Now a new study is set for release later this month. Authored by Youval Rotman, Insanity and Sanctity in Byzantium: The Ambiguity of Religious Experience will be published by Harvard University Press (272pp.).

About this forthcoming study we are told:
In the Roman and Byzantine Near East, the holy fool emerged in Christianity as a way of describing individuals whose apparent madness allowed them to achieve a higher level of spirituality. Insanity and Sanctity in Byzantium examines how the figure of the mad saint or mystic was used as a means of individual and collective transformation in the period between the birth of Christianity and the rise of Islam. It presents a novel interpretation in revealing the central role that psychology plays in social and historical development.

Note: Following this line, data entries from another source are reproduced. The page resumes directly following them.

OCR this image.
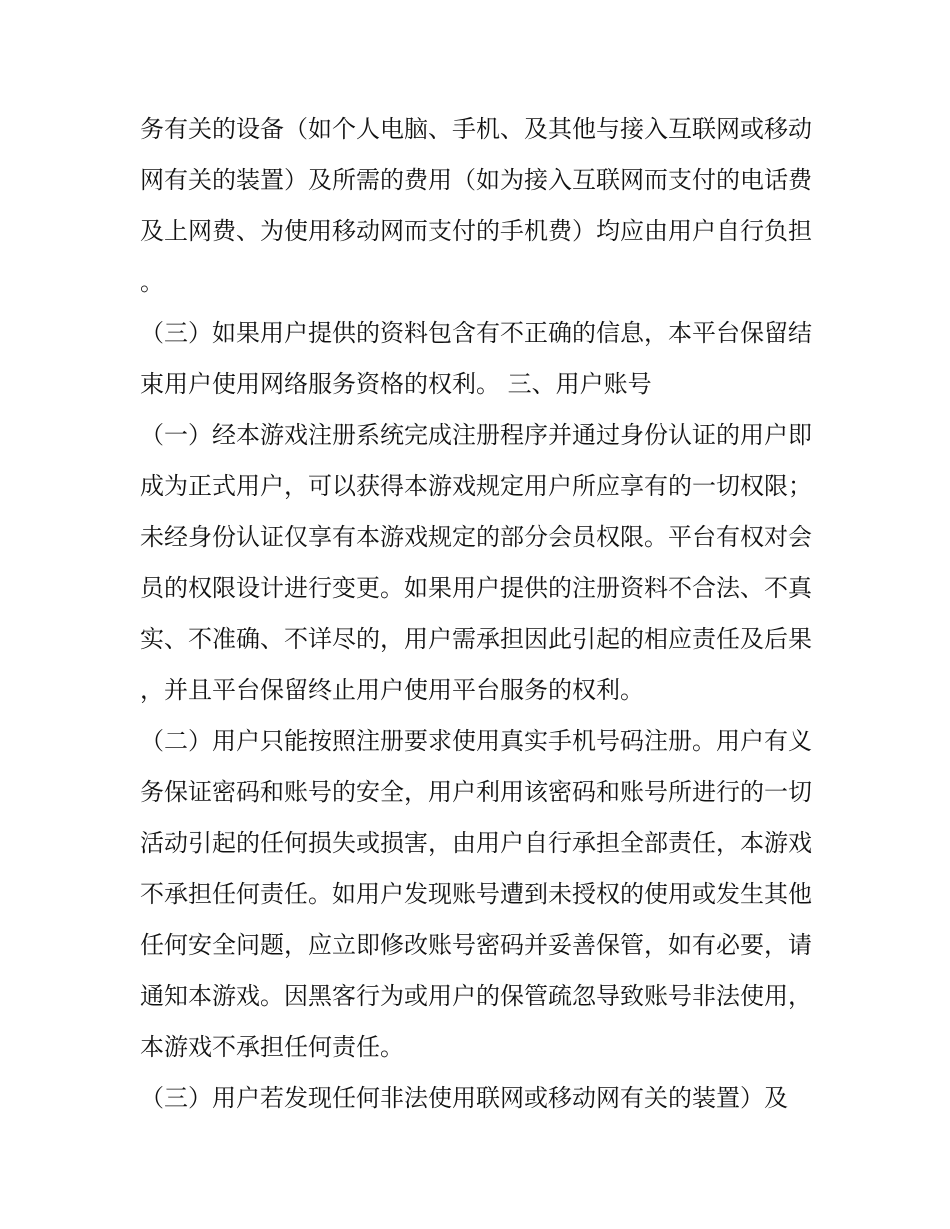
务有关的设备（如个人电脑、手机、及其他与接入互联网或移动网有关的装置）及所需的费用（如为接入互联网而支付的电话费及上网费、为使用移动网而支付的手机费）均应由用户自行负担。

（三）如果用户提供的资料包含有不正确的信息，本平台保留结束用户使用网络服务资格的权利。 三、用户账号

（一）经本游戏注册系统完成注册程序并通过身份认证的用户即成为正式用户，可以获得本游戏规定用户所应享有的一切权限；未经身份认证仅享有本游戏规定的部分会员权限。平台有权对会员的权限设计进行变更。如果用户提供的注册资料不合法、不真实、不准确、不详尽的，用户需承担因此引起的相应责任及后果，并且平台保留终止用户使用平台服务的权利。

（二）用户只能按照注册要求使用真实手机号码注册。用户有义务保证密码和账号的安全，用户利用该密码和账号所进行的一切活动引起的任何损失或损害，由用户自行承担全部责任，本游戏不承担任何责任。如用户发现账号遭到未授权的使用或发生其他任何安全问题，应立即修改账号密码并妥善保管，如有必要，请通知本游戏。因黑客行为或用户的保管疏忽导致账号非法使用，本游戏不承担任何责任。

（三）用户若发现任何非法使用联网或移动网有关的装置）及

Early Christians looked to figures who embodied extremes of behavior―like the holy fool, the ascetic, the martyr―to redefine their social, cultural, and mental settings by reading new values in abnormal behavior. Comparing such forms of extreme behavior in early Christian, pagan, and Jewish societies, and drawing on theories of relational psychoanalysis, anthropology, and sociology of religion, Youval Rotman explains how the sanctification of figures of extreme behavior makes their abnormality socially and psychologically functional. The sanctification of abnormal mad behavior created a sphere of ambiguity in the ambit of religious experience for early Christians, which brought about a deep psychological shift, necessary for the transition from Paganism to Christianity.
A developing society leaves porous the border between what is normal and abnormal, between sanity and insanity, in order to use this ambiguity as a means of change. Rotman emphasizes the role of religion in maintaining this ambiguity to effect a social and psychological transformation.